Fechou-se o céu e eu me sentei para lembrar, ouvindo a água calma pipocando impulsos grossos no papel surdo que esqueci debaixo da goteira. Em algum lugar Jacinto se despede, insípido como consegue, e Fabiana está em casa retocando unhas e atormentando os pelos. Todos esperam que esteja um dia lindo quando o sol cantar nos galhos e as asas dos anjinhos ruflarem pela igreja, assustadas com o arrastar arrítimico do zelo apressado. Amanhã se casarão depois de dar-se as mãos por tanto tempo que a gente até se acostumou.
Foi com certa covardia que Jacinto me aceitou como padrinho, imposição somente dela. Sei que se ele soubesse me expulsava da igreja a socos e rasteiras, e ninguém na praça, conhecendo o caso, se compadeceria. Mas ela me queria, se não mais sobre uma cama, ao lado do altar, testemunhando, teso em um terno preto, sua participação no rito dele.
O que esta acontecendo com a pobre noiva? É por causa do mau tempo, que faz a saudade atacar os ossos assim? Espero que não chova, pelo menos não tanto que nos lembrei a noite de reis de seis anos atrás, quando atravessávamos a cidade sob um guarda chuva só e de repente o chuvisco se fez despejo e nos forçou a entrar num canto de muro, sob uma quina de telhado. Ali ficamos, na penumbra, com os pés imersos na enxurrada e os peitos quentes apertados juntos, contemplando os passos de gatos e cães, enquanto os carros arrastavam poças e erguiam ondas.
Ah, como me lembro de todos aqueles preconceitos, ideias de avó, antigos sentimentos. Nós dois ali tomando chuva, resfriando o peito, respirando junto, dividindo um guarda chuva, envoltos em um casaco único, com duas batidas em uníssono, e ninguém ouvia.
“Não podemos, não podemos.”
Mas no dia seguinte faltamos à aula diante de um convite nascido de um delírio febril: Vamos sarar juntos?

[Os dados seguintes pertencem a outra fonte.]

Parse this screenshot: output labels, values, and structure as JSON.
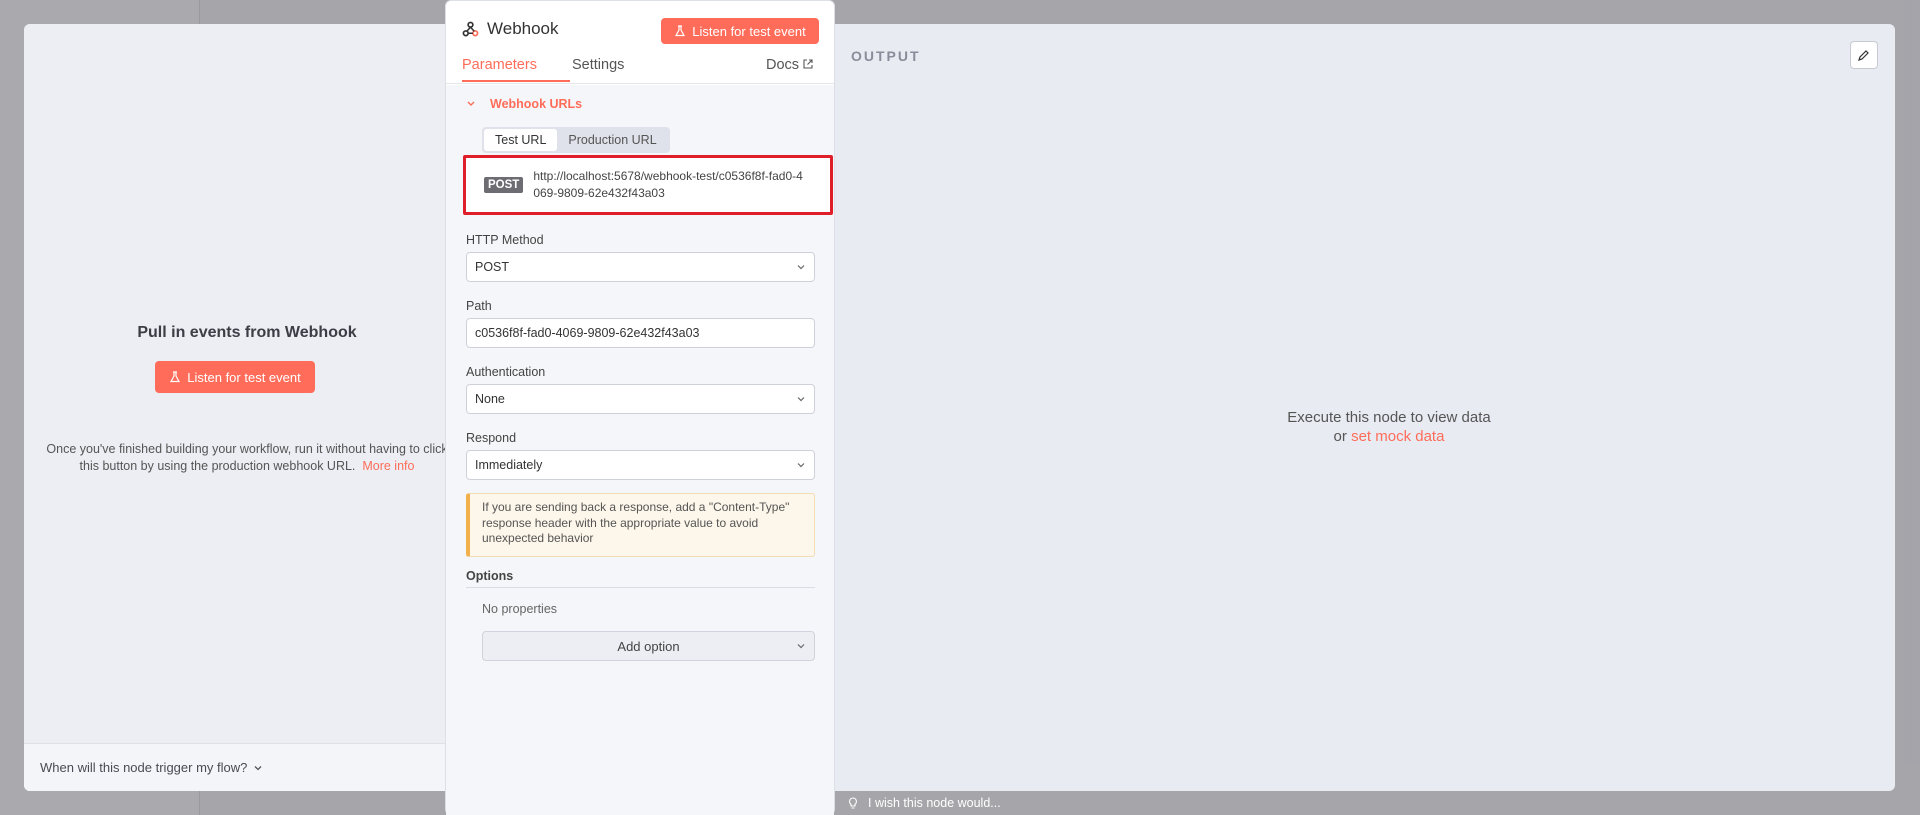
{
  "node": {
    "title": "Webhook",
    "listen_button": "Listen for test event",
    "tabs": {
      "parameters": "Parameters",
      "settings": "Settings",
      "docs": "Docs"
    }
  },
  "webhook_urls": {
    "section_title": "Webhook URLs",
    "tabs": {
      "test": "Test URL",
      "production": "Production URL"
    },
    "method_badge": "POST",
    "url": "http://localhost:5678/webhook-test/c0536f8f-fad0-4069-9809-62e432f43a03"
  },
  "fields": {
    "http_method": {
      "label": "HTTP Method",
      "value": "POST"
    },
    "path": {
      "label": "Path",
      "value": "c0536f8f-fad0-4069-9809-62e432f43a03"
    },
    "authentication": {
      "label": "Authentication",
      "value": "None"
    },
    "respond": {
      "label": "Respond",
      "value": "Immediately"
    }
  },
  "notice": "If you are sending back a response, add a \"Content-Type\" response header with the appropriate value to avoid unexpected behavior",
  "options": {
    "label": "Options",
    "empty": "No properties",
    "add_button": "Add option"
  },
  "input_panel": {
    "title": "Pull in events from Webhook",
    "listen_button": "Listen for test event",
    "hint": "Once you've finished building your workflow, run it without having to click this button by using the production webhook URL.",
    "hint_link": "More info",
    "trigger_question": "When will this node trigger my flow?"
  },
  "output_panel": {
    "label": "OUTPUT",
    "message": "Execute this node to view data",
    "or": "or",
    "mock_link": "set mock data"
  },
  "feedback": "I wish this node would...",
  "colors": {
    "accent": "#ff6d5a",
    "highlight": "#e01e2a",
    "warning": "#f2b04b"
  }
}
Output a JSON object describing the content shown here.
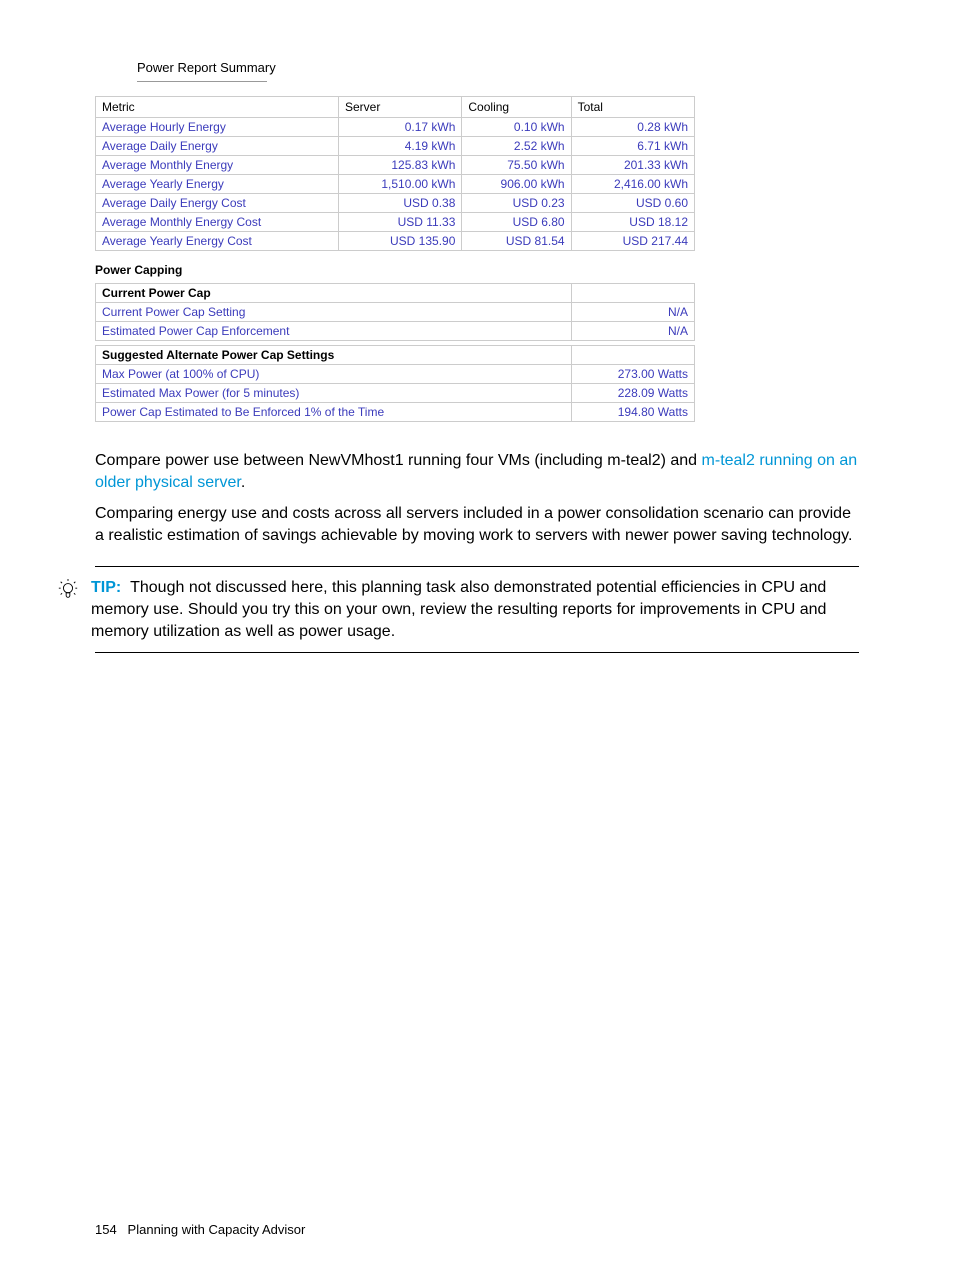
{
  "section_title": "Power Report Summary",
  "energy_table": {
    "headers": [
      "Metric",
      "Server",
      "Cooling",
      "Total"
    ],
    "rows": [
      {
        "metric": "Average Hourly Energy",
        "server": "0.17 kWh",
        "cooling": "0.10 kWh",
        "total": "0.28 kWh"
      },
      {
        "metric": "Average Daily Energy",
        "server": "4.19 kWh",
        "cooling": "2.52 kWh",
        "total": "6.71 kWh"
      },
      {
        "metric": "Average Monthly Energy",
        "server": "125.83 kWh",
        "cooling": "75.50 kWh",
        "total": "201.33 kWh"
      },
      {
        "metric": "Average Yearly Energy",
        "server": "1,510.00 kWh",
        "cooling": "906.00 kWh",
        "total": "2,416.00 kWh"
      },
      {
        "metric": "Average Daily Energy Cost",
        "server": "USD 0.38",
        "cooling": "USD 0.23",
        "total": "USD 0.60"
      },
      {
        "metric": "Average Monthly Energy Cost",
        "server": "USD 11.33",
        "cooling": "USD 6.80",
        "total": "USD 18.12"
      },
      {
        "metric": "Average Yearly Energy Cost",
        "server": "USD 135.90",
        "cooling": "USD 81.54",
        "total": "USD 217.44"
      }
    ]
  },
  "power_capping_heading": "Power Capping",
  "current_cap": {
    "header": "Current Power Cap",
    "rows": [
      {
        "label": "Current Power Cap Setting",
        "value": "N/A"
      },
      {
        "label": "Estimated Power Cap Enforcement",
        "value": "N/A"
      }
    ]
  },
  "alt_cap": {
    "header": "Suggested Alternate Power Cap Settings",
    "rows": [
      {
        "label": "Max Power (at 100% of CPU)",
        "value": "273.00 Watts"
      },
      {
        "label": "Estimated Max Power (for 5 minutes)",
        "value": "228.09 Watts"
      },
      {
        "label": "Power Cap Estimated to Be Enforced 1% of the Time",
        "value": "194.80 Watts"
      }
    ]
  },
  "paragraph1_prefix": "Compare power use between NewVMhost1 running four VMs (including m-teal2) and ",
  "paragraph1_link": "m-teal2 running on an older physical server",
  "paragraph1_suffix": ".",
  "paragraph2": "Comparing energy use and costs across all servers included in a power consolidation scenario can provide a realistic estimation of savings achievable by moving work to servers with newer power saving technology.",
  "tip_label": "TIP:",
  "tip_text": "Though not discussed here, this planning task also demonstrated potential efficiencies in CPU and memory use. Should you try this on your own, review the resulting reports for improvements in CPU and memory utilization as well as power usage.",
  "footer_page": "154",
  "footer_text": "Planning with Capacity Advisor"
}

Busquei-a em casa e nos cuidamos sozinhos no apartamento. Fazendo canjas, compartilhando meias, tossindo na mesma pia, revezando no termômetro, e aproveitando o calor anormal da febre como afrodisíaco. De manhã ela se erguia da cama vestindo a minha camisa em vez da sua, e havia tanta sensualidade nisso, mais até do que no corpo dela nua!
Mas a gripe passou, nossos corpos normais já não se incendiavam com o toque. Eu já não estava dentro dela com a mesma intensidade, nem ela ao redor de mim. Mas quando ela finalmente foi embora eu lhe dei uma camisa branca e disse: “não posso guardar isso, seria como reter uma perna sua em meu roupeiro.”

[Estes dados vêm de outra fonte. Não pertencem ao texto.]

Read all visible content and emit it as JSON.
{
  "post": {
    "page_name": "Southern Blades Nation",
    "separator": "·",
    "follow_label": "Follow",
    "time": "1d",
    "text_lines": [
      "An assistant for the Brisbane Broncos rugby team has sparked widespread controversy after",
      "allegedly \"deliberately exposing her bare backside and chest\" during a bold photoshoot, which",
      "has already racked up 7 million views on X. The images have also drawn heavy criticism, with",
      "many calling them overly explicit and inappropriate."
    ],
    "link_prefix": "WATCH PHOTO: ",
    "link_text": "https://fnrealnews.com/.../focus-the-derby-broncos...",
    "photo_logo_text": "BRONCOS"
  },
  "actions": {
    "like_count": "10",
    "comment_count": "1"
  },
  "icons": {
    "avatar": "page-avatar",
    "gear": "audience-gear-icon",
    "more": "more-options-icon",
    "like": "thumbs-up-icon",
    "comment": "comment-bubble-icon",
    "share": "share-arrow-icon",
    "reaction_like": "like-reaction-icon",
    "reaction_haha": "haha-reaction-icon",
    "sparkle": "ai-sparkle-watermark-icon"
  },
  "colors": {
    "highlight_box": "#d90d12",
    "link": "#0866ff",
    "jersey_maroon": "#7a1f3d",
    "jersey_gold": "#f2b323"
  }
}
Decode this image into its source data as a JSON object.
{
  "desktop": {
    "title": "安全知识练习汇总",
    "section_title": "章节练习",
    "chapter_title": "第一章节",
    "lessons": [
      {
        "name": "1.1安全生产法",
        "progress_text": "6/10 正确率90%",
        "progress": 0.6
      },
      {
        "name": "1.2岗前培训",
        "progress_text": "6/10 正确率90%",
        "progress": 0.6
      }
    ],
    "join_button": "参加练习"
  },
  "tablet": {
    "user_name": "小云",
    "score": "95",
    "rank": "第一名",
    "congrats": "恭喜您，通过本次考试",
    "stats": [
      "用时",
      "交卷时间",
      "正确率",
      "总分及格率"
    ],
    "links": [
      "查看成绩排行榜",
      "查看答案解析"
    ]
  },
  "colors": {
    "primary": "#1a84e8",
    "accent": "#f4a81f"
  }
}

Ela levou a camisa e ficamos bons amigos, pelo menos até o dia em que toquei a sua perna, dizendo que fora acidente. Ela estava fria, tão diferente. Deu-me um tapa cenográfico e apenas disse que não ficava bem. Eu morri naquele dia, saí com uma garrafa de martíni e amanheci deitado no tapete fofo diante da televisão, ouvindo notícias de crises e guerras, nenhuma mais cruel que a minha.
Fazia tempo, eu nem lembrava. Até que o convite veio. Até que tocou esse raio de telefone, ou será a campainha? Agora eu me lembro que nunca a esqueci, está chovendo a essa hora, ela não está casa pintando unhas, está no interfone, como uma assombração em uma casa, falando comigo, querendo subir até a varanda, ou até dentro de meu peito.

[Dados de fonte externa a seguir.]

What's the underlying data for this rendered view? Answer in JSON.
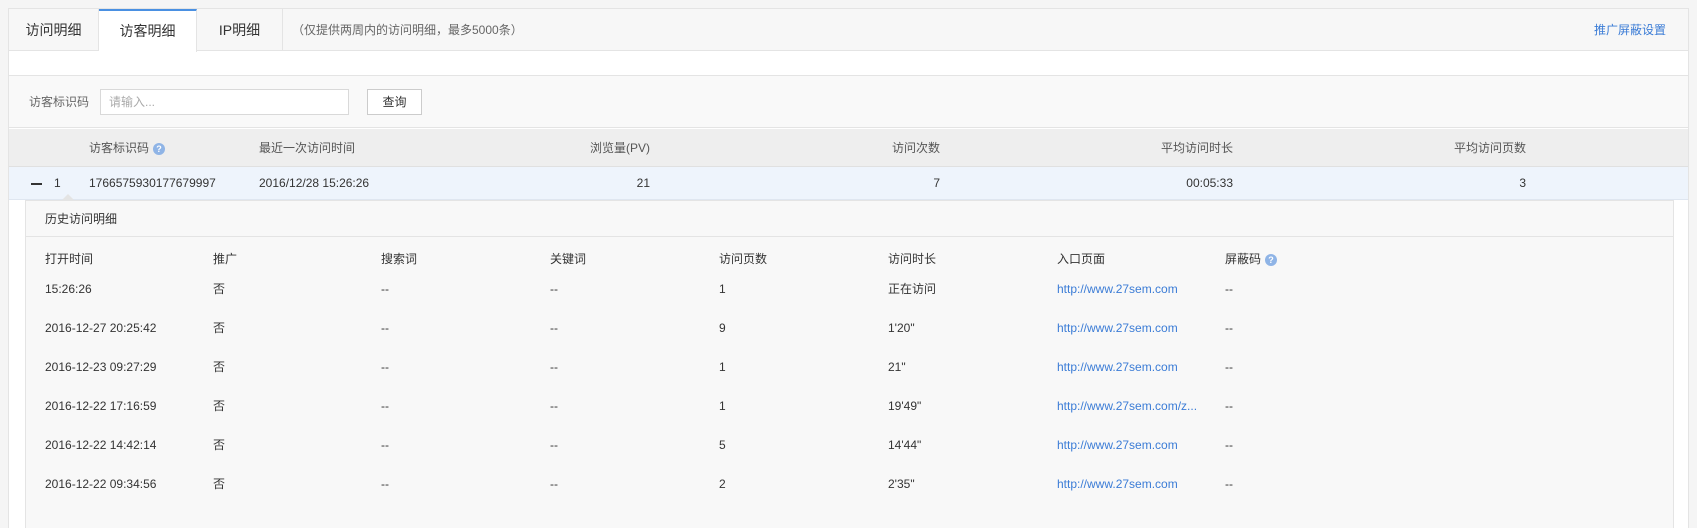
{
  "tabs": [
    {
      "label": "访问明细",
      "active": false
    },
    {
      "label": "访客明细",
      "active": true
    },
    {
      "label": "IP明细",
      "active": false
    }
  ],
  "tab_note": "（仅提供两周内的访问明细，最多5000条）",
  "shield_settings": "推广屏蔽设置",
  "search": {
    "label": "访客标识码",
    "placeholder": "请输入...",
    "button": "查询"
  },
  "table": {
    "headers": {
      "visitor_id": "访客标识码",
      "last_visit": "最近一次访问时间",
      "pv": "浏览量(PV)",
      "visits": "访问次数",
      "avg_duration": "平均访问时长",
      "avg_pages": "平均访问页数"
    },
    "row": {
      "index": "1",
      "visitor_id": "1766575930177679997",
      "last_visit": "2016/12/28 15:26:26",
      "pv": "21",
      "visits": "7",
      "avg_duration": "00:05:33",
      "avg_pages": "3"
    }
  },
  "detail": {
    "title": "历史访问明细",
    "headers": {
      "open_time": "打开时间",
      "promo": "推广",
      "search_word": "搜索词",
      "keyword": "关键词",
      "pages": "访问页数",
      "duration": "访问时长",
      "entry": "入口页面",
      "shield": "屏蔽码"
    },
    "rows": [
      {
        "open_time": "15:26:26",
        "promo": "否",
        "search_word": "--",
        "keyword": "--",
        "pages": "1",
        "duration": "正在访问",
        "entry": "http://www.27sem.com",
        "shield": "--"
      },
      {
        "open_time": "2016-12-27 20:25:42",
        "promo": "否",
        "search_word": "--",
        "keyword": "--",
        "pages": "9",
        "duration": "1'20\"",
        "entry": "http://www.27sem.com",
        "shield": "--"
      },
      {
        "open_time": "2016-12-23 09:27:29",
        "promo": "否",
        "search_word": "--",
        "keyword": "--",
        "pages": "1",
        "duration": "21\"",
        "entry": "http://www.27sem.com",
        "shield": "--"
      },
      {
        "open_time": "2016-12-22 17:16:59",
        "promo": "否",
        "search_word": "--",
        "keyword": "--",
        "pages": "1",
        "duration": "19'49\"",
        "entry": "http://www.27sem.com/z...",
        "shield": "--"
      },
      {
        "open_time": "2016-12-22 14:42:14",
        "promo": "否",
        "search_word": "--",
        "keyword": "--",
        "pages": "5",
        "duration": "14'44\"",
        "entry": "http://www.27sem.com",
        "shield": "--"
      },
      {
        "open_time": "2016-12-22 09:34:56",
        "promo": "否",
        "search_word": "--",
        "keyword": "--",
        "pages": "2",
        "duration": "2'35\"",
        "entry": "http://www.27sem.com",
        "shield": "--"
      }
    ]
  },
  "icons": {
    "help": "help-icon",
    "collapse": "minus-icon"
  },
  "colors": {
    "accent": "#4a90e2",
    "link": "#3b7cd6",
    "row_highlight": "#eef4fc"
  }
}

O que será que a chuva causou nela? Essa estranha chuva de hoje. E por que calhei de, por acaso, alugar esta casinha pequena que fica em um canto de rua, à sombra de um prédio grande?
Pobre Jacinto, não te conheço. Pobre de mim, que sucumbo pela segunda vez a essa febre, que desta vez me salva ou me mata, mas não posso permitir que simplesmente escorra como uma coriza e me deixe são e triste nesta quina incômoda da vida.